Her hair was piled up and looked like a big black beehive. She had clumps of white stuff stuck in it, which I guess was the baby’s breath, but looked more like cobwebs to me. Mr. Bertoli had on a tie and a green shirt that was too tight. Mrs. Bertoli was wearing a dress that matched her toque.

Gianni was wearing his Burger King uniform.

“Good luck,” he said and got into his Camaro. “You fuckin’ cow!”

Daniela started yelling back at him, but I couldn’t hear what she was saying because Gianni backed his car out of the driveway, squealed his tires, and roared off down the street.

Then Mr. Bertoli made Daniela stand on the front lawn while he took pictures of her. “Hurry up,” she said. “My back is fuckin’ killing me. This accordion weighs a ton.”

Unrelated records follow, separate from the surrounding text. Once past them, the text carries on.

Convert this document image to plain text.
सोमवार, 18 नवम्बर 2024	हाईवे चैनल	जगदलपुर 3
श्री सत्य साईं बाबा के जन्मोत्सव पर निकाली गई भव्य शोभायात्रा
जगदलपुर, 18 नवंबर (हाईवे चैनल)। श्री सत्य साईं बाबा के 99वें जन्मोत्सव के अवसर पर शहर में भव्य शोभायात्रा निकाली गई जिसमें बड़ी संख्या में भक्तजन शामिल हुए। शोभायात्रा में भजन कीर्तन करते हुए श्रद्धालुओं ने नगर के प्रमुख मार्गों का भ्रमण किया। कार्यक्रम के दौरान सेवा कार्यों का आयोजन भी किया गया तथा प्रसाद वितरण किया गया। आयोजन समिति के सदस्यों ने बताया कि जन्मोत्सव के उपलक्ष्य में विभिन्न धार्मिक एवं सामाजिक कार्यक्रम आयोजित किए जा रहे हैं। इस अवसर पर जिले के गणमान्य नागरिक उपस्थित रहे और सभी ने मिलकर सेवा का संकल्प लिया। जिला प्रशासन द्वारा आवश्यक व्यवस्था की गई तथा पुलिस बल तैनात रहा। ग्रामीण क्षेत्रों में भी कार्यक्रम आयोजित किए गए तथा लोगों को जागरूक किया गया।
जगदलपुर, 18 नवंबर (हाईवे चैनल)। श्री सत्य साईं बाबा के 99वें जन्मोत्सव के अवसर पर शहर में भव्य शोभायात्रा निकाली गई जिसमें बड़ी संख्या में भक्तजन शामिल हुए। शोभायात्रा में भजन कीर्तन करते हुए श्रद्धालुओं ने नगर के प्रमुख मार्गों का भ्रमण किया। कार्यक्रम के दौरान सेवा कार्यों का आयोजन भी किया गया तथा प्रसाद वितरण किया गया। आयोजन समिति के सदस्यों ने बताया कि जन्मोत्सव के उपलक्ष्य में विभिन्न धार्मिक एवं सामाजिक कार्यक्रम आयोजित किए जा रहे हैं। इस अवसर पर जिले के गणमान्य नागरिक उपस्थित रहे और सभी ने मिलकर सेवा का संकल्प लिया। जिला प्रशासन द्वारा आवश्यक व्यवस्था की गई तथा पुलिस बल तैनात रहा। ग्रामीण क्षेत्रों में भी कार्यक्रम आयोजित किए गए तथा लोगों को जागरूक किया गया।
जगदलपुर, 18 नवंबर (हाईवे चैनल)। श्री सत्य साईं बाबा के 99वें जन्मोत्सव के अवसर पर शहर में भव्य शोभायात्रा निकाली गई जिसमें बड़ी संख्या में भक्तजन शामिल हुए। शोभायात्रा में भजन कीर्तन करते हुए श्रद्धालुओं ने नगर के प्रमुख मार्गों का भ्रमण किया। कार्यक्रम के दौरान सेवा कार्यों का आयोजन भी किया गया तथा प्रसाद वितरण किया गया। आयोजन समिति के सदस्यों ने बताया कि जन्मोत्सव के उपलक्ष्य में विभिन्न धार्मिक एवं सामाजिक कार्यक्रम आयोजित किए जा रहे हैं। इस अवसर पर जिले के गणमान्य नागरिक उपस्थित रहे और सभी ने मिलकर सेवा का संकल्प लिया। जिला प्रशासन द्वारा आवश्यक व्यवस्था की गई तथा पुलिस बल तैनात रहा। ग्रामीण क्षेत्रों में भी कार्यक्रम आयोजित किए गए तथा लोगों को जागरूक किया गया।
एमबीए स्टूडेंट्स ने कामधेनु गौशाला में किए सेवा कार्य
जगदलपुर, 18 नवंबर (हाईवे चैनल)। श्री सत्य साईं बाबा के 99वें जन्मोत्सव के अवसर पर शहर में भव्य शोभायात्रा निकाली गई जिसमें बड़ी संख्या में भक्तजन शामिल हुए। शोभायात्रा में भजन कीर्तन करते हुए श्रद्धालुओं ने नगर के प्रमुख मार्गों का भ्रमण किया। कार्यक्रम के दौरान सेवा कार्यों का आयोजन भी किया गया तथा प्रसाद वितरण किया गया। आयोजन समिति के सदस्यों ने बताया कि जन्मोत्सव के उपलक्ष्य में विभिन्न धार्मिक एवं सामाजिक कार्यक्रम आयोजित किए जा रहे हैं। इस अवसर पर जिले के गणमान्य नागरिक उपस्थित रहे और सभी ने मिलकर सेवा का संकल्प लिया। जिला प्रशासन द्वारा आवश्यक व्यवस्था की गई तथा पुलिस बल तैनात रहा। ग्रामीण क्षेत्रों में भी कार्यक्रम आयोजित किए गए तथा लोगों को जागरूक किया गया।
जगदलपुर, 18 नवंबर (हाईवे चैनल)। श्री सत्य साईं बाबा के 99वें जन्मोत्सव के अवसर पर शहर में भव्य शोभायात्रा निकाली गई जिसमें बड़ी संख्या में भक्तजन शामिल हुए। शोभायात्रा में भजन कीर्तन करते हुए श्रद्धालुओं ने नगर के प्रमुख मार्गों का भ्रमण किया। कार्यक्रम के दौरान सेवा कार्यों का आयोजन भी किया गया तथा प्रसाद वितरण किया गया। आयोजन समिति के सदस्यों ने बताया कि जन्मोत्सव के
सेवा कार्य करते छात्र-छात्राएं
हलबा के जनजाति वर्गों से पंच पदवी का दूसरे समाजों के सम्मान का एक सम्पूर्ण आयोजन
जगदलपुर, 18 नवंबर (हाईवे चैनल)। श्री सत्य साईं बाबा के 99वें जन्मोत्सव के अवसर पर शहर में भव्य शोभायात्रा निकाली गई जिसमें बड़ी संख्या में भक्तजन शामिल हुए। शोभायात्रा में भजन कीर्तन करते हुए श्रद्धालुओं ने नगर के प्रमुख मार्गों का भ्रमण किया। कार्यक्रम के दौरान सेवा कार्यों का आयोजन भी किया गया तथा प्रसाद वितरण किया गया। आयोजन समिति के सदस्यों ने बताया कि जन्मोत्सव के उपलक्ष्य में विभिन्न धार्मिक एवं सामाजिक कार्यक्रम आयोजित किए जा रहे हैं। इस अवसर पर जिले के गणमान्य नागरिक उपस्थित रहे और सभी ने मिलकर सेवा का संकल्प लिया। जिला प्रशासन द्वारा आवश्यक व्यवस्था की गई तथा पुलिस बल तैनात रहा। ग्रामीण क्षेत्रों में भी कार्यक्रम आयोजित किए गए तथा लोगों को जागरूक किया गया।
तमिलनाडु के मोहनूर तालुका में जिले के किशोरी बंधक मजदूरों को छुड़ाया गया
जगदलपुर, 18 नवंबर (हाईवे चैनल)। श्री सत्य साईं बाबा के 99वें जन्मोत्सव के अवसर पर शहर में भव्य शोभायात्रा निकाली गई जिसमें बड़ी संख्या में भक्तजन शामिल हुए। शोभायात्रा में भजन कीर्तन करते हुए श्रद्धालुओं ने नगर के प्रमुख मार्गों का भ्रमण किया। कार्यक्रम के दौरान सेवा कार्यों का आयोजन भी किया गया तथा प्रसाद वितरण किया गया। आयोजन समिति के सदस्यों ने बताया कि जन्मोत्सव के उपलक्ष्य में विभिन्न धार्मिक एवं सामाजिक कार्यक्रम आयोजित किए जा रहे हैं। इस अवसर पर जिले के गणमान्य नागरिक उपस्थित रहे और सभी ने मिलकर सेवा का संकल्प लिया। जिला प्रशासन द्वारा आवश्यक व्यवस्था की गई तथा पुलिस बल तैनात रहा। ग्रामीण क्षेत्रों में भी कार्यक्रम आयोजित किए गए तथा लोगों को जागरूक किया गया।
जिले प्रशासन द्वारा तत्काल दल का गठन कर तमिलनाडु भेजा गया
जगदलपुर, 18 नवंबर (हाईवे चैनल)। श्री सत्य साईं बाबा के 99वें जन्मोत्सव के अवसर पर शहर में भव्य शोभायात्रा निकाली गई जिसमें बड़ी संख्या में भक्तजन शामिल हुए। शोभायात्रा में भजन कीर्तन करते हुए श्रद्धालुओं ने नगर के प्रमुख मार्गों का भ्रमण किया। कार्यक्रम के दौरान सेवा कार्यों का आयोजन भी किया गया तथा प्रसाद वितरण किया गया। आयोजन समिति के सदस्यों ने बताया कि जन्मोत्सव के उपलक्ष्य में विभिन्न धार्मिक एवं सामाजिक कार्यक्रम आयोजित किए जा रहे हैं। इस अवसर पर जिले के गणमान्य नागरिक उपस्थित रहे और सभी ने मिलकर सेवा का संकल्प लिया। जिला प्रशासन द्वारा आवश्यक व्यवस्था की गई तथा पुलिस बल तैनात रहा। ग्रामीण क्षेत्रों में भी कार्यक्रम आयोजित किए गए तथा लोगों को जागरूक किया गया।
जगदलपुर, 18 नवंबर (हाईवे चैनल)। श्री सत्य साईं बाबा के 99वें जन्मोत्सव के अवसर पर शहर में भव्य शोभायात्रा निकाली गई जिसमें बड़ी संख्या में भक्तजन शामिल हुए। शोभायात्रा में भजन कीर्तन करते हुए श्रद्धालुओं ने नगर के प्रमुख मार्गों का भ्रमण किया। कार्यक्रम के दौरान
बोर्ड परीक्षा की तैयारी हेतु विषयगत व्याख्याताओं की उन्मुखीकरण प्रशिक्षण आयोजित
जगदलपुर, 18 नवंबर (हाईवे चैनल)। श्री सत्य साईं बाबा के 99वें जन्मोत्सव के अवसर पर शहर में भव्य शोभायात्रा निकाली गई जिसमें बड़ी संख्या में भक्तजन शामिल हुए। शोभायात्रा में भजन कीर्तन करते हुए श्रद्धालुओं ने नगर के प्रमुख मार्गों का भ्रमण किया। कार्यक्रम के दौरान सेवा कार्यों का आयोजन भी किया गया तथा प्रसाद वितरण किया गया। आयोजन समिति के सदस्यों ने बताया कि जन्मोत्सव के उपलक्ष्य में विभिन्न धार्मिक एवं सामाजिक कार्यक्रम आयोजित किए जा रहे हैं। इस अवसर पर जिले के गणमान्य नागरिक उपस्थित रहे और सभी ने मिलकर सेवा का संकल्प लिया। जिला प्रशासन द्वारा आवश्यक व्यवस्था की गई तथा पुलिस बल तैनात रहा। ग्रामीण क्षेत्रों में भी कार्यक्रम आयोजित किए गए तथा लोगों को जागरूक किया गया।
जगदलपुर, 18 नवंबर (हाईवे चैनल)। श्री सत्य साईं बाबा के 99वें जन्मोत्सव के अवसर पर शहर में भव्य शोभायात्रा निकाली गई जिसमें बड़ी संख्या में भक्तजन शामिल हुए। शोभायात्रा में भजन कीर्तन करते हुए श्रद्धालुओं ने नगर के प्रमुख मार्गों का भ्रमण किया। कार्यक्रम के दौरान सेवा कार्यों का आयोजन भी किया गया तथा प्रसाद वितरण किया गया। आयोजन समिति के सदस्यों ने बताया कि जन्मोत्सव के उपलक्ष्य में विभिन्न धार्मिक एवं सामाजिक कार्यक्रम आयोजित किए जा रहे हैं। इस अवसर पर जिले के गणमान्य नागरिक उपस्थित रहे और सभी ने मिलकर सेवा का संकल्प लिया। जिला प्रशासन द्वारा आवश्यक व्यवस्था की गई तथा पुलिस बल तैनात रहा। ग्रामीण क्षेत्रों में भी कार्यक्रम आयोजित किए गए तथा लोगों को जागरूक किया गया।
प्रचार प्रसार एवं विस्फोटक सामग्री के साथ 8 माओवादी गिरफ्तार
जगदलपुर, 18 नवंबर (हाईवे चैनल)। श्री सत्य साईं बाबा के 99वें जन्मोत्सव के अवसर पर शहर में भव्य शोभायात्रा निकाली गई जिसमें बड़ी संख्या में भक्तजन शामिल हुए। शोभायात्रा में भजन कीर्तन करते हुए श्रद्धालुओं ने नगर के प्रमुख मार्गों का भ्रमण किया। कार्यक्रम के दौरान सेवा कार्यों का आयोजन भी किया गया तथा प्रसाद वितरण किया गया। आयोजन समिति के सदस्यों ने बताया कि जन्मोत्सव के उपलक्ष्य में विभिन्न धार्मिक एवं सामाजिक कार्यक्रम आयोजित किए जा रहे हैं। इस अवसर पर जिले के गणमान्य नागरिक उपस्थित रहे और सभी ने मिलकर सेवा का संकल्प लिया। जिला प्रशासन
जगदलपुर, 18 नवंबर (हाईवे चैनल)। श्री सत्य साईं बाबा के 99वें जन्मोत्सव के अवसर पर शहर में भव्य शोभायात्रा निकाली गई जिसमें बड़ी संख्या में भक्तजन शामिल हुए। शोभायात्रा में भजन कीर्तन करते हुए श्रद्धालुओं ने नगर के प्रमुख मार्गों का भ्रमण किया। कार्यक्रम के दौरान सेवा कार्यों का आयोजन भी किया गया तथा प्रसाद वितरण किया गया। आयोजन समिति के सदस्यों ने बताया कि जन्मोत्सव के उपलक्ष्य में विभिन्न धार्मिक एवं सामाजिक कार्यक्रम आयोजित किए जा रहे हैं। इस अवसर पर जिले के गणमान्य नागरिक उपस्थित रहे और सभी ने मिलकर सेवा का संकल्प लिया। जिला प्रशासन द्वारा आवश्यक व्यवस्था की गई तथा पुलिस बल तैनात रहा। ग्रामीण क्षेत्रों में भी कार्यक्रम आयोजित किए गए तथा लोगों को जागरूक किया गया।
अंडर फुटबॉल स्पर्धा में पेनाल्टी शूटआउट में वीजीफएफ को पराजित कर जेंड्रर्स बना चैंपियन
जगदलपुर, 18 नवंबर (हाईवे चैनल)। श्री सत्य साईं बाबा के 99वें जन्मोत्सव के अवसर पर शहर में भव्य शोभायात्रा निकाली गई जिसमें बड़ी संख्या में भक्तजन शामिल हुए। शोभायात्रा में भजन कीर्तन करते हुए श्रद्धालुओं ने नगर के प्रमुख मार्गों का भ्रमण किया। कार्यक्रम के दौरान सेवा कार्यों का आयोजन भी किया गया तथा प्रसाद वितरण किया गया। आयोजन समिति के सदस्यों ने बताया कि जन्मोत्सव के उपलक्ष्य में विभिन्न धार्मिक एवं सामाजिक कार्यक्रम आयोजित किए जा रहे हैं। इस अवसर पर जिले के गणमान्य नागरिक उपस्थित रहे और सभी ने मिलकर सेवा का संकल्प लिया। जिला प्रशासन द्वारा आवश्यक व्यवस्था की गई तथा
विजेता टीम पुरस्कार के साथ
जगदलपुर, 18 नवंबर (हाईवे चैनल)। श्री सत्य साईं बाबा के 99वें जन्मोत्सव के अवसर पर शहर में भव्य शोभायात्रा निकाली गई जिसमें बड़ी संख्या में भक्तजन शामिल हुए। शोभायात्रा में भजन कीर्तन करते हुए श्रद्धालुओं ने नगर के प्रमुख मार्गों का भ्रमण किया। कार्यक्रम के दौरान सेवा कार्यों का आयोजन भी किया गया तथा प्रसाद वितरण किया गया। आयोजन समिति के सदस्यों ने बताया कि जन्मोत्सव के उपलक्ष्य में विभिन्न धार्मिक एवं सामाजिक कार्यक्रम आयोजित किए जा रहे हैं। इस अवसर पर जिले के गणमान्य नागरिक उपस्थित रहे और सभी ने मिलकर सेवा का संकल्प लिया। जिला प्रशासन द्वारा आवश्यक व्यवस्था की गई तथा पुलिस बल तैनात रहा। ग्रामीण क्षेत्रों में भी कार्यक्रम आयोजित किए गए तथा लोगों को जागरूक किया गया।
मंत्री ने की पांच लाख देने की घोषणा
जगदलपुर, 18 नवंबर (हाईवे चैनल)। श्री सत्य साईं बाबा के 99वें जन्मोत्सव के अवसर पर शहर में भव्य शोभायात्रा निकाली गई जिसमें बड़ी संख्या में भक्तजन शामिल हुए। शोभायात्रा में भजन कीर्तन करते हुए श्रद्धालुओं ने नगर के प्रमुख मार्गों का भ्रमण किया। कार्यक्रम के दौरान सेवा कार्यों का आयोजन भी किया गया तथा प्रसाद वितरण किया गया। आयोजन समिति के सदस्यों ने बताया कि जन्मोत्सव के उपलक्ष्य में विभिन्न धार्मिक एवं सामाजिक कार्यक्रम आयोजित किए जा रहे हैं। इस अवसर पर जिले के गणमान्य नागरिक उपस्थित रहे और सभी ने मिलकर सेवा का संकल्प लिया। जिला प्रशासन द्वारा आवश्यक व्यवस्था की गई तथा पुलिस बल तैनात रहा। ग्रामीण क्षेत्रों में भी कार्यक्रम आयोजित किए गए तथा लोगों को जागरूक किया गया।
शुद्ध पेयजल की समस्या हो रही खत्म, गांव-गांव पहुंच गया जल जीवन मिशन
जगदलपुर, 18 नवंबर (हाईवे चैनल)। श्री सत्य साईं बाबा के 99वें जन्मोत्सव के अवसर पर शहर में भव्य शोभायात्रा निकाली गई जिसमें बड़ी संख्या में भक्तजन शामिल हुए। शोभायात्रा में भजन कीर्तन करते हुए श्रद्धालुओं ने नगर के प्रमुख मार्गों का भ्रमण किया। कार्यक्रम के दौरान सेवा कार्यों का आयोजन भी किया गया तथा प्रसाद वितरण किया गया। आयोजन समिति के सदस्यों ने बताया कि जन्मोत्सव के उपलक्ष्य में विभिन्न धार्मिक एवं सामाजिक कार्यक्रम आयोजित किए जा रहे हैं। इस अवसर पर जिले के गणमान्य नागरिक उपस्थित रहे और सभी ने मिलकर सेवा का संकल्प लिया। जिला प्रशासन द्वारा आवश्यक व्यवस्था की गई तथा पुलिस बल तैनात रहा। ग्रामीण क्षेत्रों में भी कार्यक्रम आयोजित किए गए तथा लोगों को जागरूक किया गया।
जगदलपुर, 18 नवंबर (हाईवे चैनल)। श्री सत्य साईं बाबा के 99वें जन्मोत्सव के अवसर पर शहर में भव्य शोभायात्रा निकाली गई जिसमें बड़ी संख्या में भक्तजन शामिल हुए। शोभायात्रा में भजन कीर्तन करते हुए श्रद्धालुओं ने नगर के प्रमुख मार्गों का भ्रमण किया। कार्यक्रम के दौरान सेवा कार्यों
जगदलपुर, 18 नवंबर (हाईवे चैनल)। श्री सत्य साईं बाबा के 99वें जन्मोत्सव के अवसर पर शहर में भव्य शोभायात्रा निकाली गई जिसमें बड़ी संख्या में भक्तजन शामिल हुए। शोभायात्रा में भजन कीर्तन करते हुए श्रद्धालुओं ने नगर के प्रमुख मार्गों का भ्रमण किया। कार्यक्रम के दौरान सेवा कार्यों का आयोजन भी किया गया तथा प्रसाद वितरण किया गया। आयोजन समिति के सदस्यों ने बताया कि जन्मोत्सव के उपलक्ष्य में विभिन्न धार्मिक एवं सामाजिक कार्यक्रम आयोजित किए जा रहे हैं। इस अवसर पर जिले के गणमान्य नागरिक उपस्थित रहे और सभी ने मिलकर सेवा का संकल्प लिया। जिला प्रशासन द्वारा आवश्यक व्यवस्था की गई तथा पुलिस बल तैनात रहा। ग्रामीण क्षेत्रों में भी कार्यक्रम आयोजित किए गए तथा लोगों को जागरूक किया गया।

Just before Daniela’s parents squeezed her into the car, she looked across the street and saw me sitting on the porch.

“What do you think?” she yelled and twirled around. “Pretty fuckin’ hot, eh?”

I nodded and gave her the thumbs up.

“I lost two fake fingernails pulling up my pantyhose and I got so much make-up on, I think I’m going to fuckin’ tip over.”

I just hoped Daniela wouldn’t use the f-word in her speech.

Once Daniela’s parents had her stuffed into the back seat, the Bertolis took off for the Basilico Club. A black cloud of smoke followed them all the way down our street.

As I watched their car disappear, I started to wonder. What if Daniela actually won? What if she didn’t swear in her speech? What if she hit all the right notes on her accordion? What if the judges thought she’d make the perfect Christmas elf? What if she really
did
set an example for Italian girls everywhere by showing them that dreams
can
come true if you believe in yourself?